El día 7 es La Bajada de la Virgen del Castillo; al llegar a la puerta de la iglesia nueva, cientos de arcabuceros montan una tanda de disparos que se me hizo interminable. Son las arcas cerradas. Mientras tanto, un abanderado se afana en el atrio de la iglesia haciendo bailar una gran bandera azul y blanca con la cruz de San Andrés y repleta de bordados.
Enloquecimiento sonoro colectivo, y entre el humo aparece una imagen con adornos barrocos, con una peluca larguísima de tirabuzones imposibles y llena de joyas; apenas se le ven los dedos cubiertos con anillos y abalorios. Un manto azul bordado en oro con ornamentación recargada hasta el empalago; reluce el oro sin límites con esplendor en la agrisada mañana. Un tamborilero solitario y un tío con unas punchas acompañan a unos niños a los que llaman pajes de la Virgen vestidos de príncipe y de princesa; me recordó por algunos detalles a «La ronda de noche» de Rembrandt, pero con una luz menos interesante.
Trajes negros, dedos quemados, mechas encendidas, ojos turbios, un sonar incesante de campanas, devoción y costumbre a la par; mucha emoción colectiva. Abrí bien los ojos para no perderme nada y cada acontecimiento me parecía más vehemente que el anterior. Las fiestas populares y yo nunca casamos bien. Lo único que me consolaba era ver a mi madre callada y turbada de la mano de su amiga y a las dos les caían unas lágrimas furtivas de emoción.
Por la tarde asistimos a un pasacalle que llaman la Ofrenda de Flores; el respeto a las tradiciones me mantenía discretamente callado. Demasiado juego de apariencias me parecía a mí, mucho puro y mucho collar de perlas. Eso sí, también muchas flores; aquí las mujeres con traje y peineta van desfilando al ritmo de la banda. Por fin, los músicos tienen su protagonismo.
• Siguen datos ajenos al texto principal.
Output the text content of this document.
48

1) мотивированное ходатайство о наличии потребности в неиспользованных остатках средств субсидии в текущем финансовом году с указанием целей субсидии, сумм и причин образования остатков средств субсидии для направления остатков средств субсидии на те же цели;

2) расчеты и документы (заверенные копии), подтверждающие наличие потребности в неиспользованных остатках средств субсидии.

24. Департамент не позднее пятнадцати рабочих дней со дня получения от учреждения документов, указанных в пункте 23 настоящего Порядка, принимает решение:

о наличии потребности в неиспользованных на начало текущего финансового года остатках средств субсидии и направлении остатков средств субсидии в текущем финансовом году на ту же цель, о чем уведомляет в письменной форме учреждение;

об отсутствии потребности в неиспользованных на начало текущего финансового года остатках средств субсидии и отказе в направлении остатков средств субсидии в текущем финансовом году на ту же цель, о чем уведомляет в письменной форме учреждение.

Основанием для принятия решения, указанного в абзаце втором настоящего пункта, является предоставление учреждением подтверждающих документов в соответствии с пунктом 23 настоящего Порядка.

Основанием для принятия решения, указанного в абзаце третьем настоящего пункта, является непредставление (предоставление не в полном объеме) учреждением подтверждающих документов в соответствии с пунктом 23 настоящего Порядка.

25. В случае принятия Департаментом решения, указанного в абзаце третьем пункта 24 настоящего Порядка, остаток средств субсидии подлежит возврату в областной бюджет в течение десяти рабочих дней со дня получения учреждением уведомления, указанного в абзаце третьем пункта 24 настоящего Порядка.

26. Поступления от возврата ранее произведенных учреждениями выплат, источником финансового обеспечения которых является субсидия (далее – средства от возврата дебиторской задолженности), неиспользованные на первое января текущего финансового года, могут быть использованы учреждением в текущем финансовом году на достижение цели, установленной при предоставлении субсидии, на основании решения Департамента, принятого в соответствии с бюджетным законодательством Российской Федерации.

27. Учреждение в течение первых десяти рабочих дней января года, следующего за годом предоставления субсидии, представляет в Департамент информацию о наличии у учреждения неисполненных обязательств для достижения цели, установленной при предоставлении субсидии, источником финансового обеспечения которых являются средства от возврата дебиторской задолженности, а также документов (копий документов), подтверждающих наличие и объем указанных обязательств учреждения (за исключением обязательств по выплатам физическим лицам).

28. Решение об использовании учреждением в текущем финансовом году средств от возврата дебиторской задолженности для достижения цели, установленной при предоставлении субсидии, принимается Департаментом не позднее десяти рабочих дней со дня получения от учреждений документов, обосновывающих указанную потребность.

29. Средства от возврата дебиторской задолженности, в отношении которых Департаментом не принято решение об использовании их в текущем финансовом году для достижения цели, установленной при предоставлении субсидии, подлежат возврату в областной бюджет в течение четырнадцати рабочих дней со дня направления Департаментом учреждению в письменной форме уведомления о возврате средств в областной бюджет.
Busqué la mirada de Enrique y él, muy presto, argumentó que teníamos que hacer una cosa. Mientras ellas entraban a la iglesia, nos fuimos al Andaluz a tomar un par de vinos. Pregunté si tenían algún vino francés; se le cambió el gesto al camarero y no respondió.
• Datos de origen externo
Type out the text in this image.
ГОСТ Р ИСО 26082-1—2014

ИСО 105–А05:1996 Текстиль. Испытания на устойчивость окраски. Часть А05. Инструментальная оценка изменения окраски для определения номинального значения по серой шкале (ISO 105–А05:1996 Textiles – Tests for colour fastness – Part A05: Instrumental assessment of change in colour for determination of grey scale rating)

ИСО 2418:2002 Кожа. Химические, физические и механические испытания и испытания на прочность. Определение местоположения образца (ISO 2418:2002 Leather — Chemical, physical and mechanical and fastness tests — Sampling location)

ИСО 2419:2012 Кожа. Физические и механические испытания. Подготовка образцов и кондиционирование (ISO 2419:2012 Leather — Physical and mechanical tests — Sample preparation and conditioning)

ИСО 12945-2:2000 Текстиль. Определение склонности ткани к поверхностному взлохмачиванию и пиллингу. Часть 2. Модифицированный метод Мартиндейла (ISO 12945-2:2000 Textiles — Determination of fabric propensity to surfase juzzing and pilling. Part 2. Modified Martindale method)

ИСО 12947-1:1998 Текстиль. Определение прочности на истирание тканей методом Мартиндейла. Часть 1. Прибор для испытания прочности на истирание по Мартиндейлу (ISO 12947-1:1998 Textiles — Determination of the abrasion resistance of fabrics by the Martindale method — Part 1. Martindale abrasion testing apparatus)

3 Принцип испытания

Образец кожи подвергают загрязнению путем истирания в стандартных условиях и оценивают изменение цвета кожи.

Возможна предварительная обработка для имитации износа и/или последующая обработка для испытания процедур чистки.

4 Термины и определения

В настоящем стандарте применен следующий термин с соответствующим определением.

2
El 8 de diciembre o Día de la Virgen, otra tanda de tiroteos y una procesión con la imagen de la Virgen por las calles del pueblo sobre un trono de oro fino con colofón de fuegos artificiales que por aquí llaman castillicos. No se les acaba nunca el frío ni el oro ni la pólvora. Pregunté por qué no hacen las fiestas en septiembre por aquello del buen tiempo. No me contestaron y tampoco me importó demasiado, pero algunos espectadores cercanos dieron un respingo.
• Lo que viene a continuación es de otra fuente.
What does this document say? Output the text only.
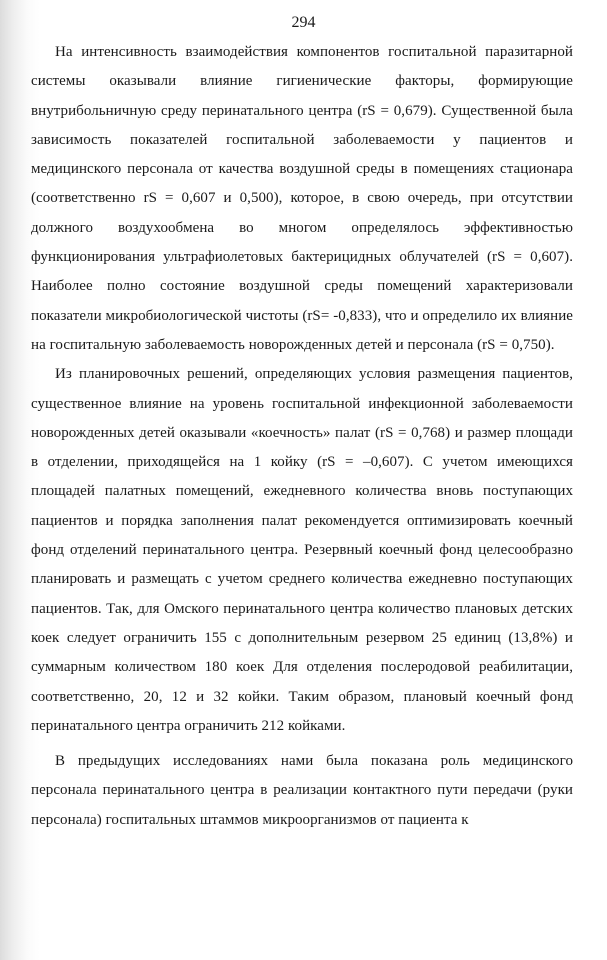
294

На интенсивность взаимодействия компонентов госпитальной паразитарной системы оказывали влияние гигиенические факторы, формирующие внутрибольничную среду перинатального центра (rS = 0,679). Существенной была зависимость показателей госпитальной заболеваемости у пациентов и медицинского персонала от качества воздушной среды в помещениях стационара (соответственно rS = 0,607 и 0,500), которое, в свою очередь, при отсутствии должного воздухообмена во многом определялось эффективностью функционирования ультрафиолетовых бактерицидных облучателей (rS = 0,607). Наиболее полно состояние воздушной среды помещений характеризовали показатели микробиологической чистоты (rS= -0,833), что и определило их влияние на госпитальную заболеваемость новорожденных детей и персонала (rS = 0,750).

Из планировочных решений, определяющих условия размещения пациентов, существенное влияние на уровень госпитальной инфекционной заболеваемости новорожденных детей оказывали «коечность» палат (rS = 0,768) и размер площади в отделении, приходящейся на 1 койку (rS = –0,607). С учетом имеющихся площадей палатных помещений, ежедневного количества вновь поступающих пациентов и порядка заполнения палат рекомендуется оптимизировать коечный фонд отделений перинатального центра. Резервный коечный фонд целесообразно планировать и размещать с учетом среднего количества ежедневно поступающих пациентов. Так, для Омского перинатального центра количество плановых детских коек следует ограничить 155 с дополнительным резервом 25 единиц (13,8%) и суммарным количеством 180 коек Для отделения послеродовой реабилитации, соответственно, 20, 12 и 32 койки. Таким образом, плановый коечный фонд перинатального центра ограничить 212 койками.

В предыдущих исследованиях нами была показана роль медицинского персонала перинатального центра в реализации контактного пути передачи (руки персонала) госпитальных штаммов микроорганизмов от пациента к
Le escuché contar a uno en un bar, muy orgulloso, que festejaban una batalla contra los catalanes y pensé ¡coño, yeclanos contra catalanes!, esto pinta bien y me lié a hacer preguntas hasta que me mandaron a la mierda. Enrique entendió la ironía en mis preguntas y brindamos por los ausentes y por el sentido del humor.
Cuando salimos del pueblo varios días después vi de nuevo los ojos vidriosos de mi madre. Llevábamos el maletero lleno de libricos, de tortas de gazpachos y de botellas de vino.
Joanna no dejaba de hablar de lo bien que lo había pasado, y ya franqueado Caudete me quité los tapones de algodón que me aconsejó Enrique para amortiguar el sonido de los trabucos, el griterío de los niños y los exabruptos de algunos paisanos.
Un buen relato que combina fiestas, gastronomía, sentimientos y preguntas sin contestar. Teo, mantienes su independencia de opinión y es para celebrarlo.
«No es muy común decir que la Ofrenda de Flores es un juego de apariencias, puros, collares de perlas…y flores».
Lo de las bandas de música no es menos cierto. Un amigo músico de Abarán estuvo hace años en Yecla el día de la subida con una banda de música de esa ciudad. Me decía que no sabía para qué tocaban si con el ruido de los arcabuces no se oía nada, salvo algún pasacalle.
Bien Teo, no dices nada censurable pero si dices y planteas las fiestas desde otro punto de vista diferente, muy respetable, pero que en estos lares, todavía, se oye el rechinar.
Tu tiempo en Francia tiene estas cosas, no te gusta la hipocresía, ves las cosas de forma distinta y la dices.
Persiste en ir probando las gachasmigas para el resto sigue igual, no vaya a ser que un día te veamos de «sirviente» de arcabucero.